Early Life
I was born on the land of the ancient Dacs, known today as Romania. (I do not identify as having one nationality more than another). I grew up in communism under the dictatorship of Ceausescu. I was nine years old during the revolution and I still remember the sound of bullets as I hid in the hallway of our apartment. I still remember having only one orange a year at Christmas, growing up without stable electricity, heating or water (cold or hot) and my grandmother finding a dead rat in the middle of a loaf of bread.
I experienced first-hand the economic shortage and poverty of the false communist regime in the countries of Eastern Europe, even though my family belonged to the upper middle class – we were rich by Romanian standards. My father was a brilliant university professor of mechanics and my mother a civil engineer of some influence. However, both were not part of the Communist Party because of their values and our family suffered as a result. The country’s corruption was imposed on them as it was on all of them. My father was very affected by the fact that he was forced to give high marks so that students would succeed not according to academic standards, but according to their membership and influence in the party.
A year after the fall of the communist regime, disappointed by the high degree of corruption of the new Romanian government and the fact that things had not changed at all, my parents left for Italy. They didn’t come back for three years and during that time I spent my time with my grandfathers. In Italy, they did not have work permits and could live on low incomes and other black market jobs. Finally, they were granted the right to come to Canada as permanent residents as refugees.
My teens
Like most thirteen-year-olds, I didn’t appreciate being taken away from my friends and my well-known environment three times in a row – once when my parents went to Italy and I had to go live with my grandparents, once when I joined them to live a year in Italy and a third time when we came to Turtle Island (in the territory claimed by the Canadian state).

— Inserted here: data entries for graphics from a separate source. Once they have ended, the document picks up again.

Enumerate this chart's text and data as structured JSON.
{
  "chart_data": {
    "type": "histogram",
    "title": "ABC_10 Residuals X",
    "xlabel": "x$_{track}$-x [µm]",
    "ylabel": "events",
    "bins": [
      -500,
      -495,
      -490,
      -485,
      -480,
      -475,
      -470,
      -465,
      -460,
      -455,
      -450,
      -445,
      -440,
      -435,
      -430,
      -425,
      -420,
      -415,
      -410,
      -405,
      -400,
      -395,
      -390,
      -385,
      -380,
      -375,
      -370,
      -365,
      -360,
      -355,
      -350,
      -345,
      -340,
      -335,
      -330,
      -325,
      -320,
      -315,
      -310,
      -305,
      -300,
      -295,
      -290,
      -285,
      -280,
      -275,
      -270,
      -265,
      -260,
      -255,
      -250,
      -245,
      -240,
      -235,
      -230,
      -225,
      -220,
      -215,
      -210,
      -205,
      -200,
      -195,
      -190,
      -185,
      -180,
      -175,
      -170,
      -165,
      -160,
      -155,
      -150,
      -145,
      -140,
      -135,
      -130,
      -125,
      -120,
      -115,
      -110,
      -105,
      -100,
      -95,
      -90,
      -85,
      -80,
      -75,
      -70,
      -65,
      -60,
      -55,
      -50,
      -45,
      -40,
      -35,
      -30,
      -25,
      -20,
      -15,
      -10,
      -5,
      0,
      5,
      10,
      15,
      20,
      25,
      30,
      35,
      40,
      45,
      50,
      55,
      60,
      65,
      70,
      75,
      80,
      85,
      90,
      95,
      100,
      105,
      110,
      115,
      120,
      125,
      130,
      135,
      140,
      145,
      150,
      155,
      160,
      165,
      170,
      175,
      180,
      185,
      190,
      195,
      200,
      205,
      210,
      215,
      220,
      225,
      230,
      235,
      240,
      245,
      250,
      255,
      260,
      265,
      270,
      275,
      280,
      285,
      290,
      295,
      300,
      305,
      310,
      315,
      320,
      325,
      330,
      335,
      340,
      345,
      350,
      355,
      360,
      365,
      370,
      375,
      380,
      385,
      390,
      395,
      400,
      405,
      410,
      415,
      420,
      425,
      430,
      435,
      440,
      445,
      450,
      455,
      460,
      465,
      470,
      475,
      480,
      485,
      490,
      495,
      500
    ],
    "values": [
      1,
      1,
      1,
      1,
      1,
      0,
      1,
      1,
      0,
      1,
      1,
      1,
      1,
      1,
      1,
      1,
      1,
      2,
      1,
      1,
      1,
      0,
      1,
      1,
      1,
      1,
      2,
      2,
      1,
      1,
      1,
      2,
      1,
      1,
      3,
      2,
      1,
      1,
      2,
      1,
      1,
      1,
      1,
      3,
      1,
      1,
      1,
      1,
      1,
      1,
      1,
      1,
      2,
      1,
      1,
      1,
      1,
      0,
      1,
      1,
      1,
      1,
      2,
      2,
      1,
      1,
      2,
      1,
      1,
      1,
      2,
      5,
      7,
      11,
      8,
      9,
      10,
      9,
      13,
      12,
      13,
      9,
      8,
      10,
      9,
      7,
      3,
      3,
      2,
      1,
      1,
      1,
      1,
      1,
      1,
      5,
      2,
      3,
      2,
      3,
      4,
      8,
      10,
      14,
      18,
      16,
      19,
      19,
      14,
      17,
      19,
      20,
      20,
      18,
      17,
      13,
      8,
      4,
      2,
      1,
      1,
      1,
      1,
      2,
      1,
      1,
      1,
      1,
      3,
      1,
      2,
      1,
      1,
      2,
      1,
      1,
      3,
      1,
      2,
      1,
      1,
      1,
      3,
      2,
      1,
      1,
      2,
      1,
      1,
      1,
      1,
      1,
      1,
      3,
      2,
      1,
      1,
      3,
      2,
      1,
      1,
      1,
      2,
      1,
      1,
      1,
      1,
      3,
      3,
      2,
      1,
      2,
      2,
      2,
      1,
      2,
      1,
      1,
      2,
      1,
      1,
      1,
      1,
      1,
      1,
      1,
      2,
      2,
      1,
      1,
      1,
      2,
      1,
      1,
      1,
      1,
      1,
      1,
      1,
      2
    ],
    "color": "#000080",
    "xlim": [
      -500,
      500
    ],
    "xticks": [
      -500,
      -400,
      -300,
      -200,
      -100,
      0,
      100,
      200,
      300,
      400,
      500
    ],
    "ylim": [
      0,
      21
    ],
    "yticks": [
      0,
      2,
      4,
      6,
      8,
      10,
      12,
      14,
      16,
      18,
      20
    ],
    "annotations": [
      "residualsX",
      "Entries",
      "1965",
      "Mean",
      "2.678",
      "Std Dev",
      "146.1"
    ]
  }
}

At school, my academic performance, fragile anatomy and polite attitude have made me the ideal target for bullying. I was pushed by my parents who never missed an opportunity to remind me of the sacrifice they made to take me to a country where I would have the chance to “succeed” in a way they never could. Despite this, I silently despised studies and school (so I never really studied) and all other forms of authority.
The need to conform forced me to make the same choices as everyone else.
Early carrer
I had to choose a career. My mother wanted me to be a doctor. My father advised me not to do so because of my inability to be disciplined. He suggested that software engineering might be a good choice given my mathematical skills. I was a nihilist who thought nothing made sense and wanted to have fun until the day I died. I became a software engineer.
The first few years were good. I made a lot of money and got some dopamine by solving programming problems. I started to live the “American dream”. I quickly realized the cracks of the for-profit system and to compensate, I resorted to weekend alcoholism. At twenty-eight years old, I was at the top of my career and I had almost everything you’re supposed to have by the standards of society. The only thing missing was happiness. I did the only thing my body allowed me to do, I had my first crash and burn and rebooted my system.
My father died of cancer shortly after, leaving me in the greatest darkness of my life. I had lived my life in his shadow, making no personal decisions, trusting his judgment above all else. His brilliance was unequaled in my eyes, but his ambition and will were shattered by our toxic system. I still remember asking him why he had not used his skills to change our system. I will always remember him telling me with a nostalgic look, that one day I will understand (I still don’t).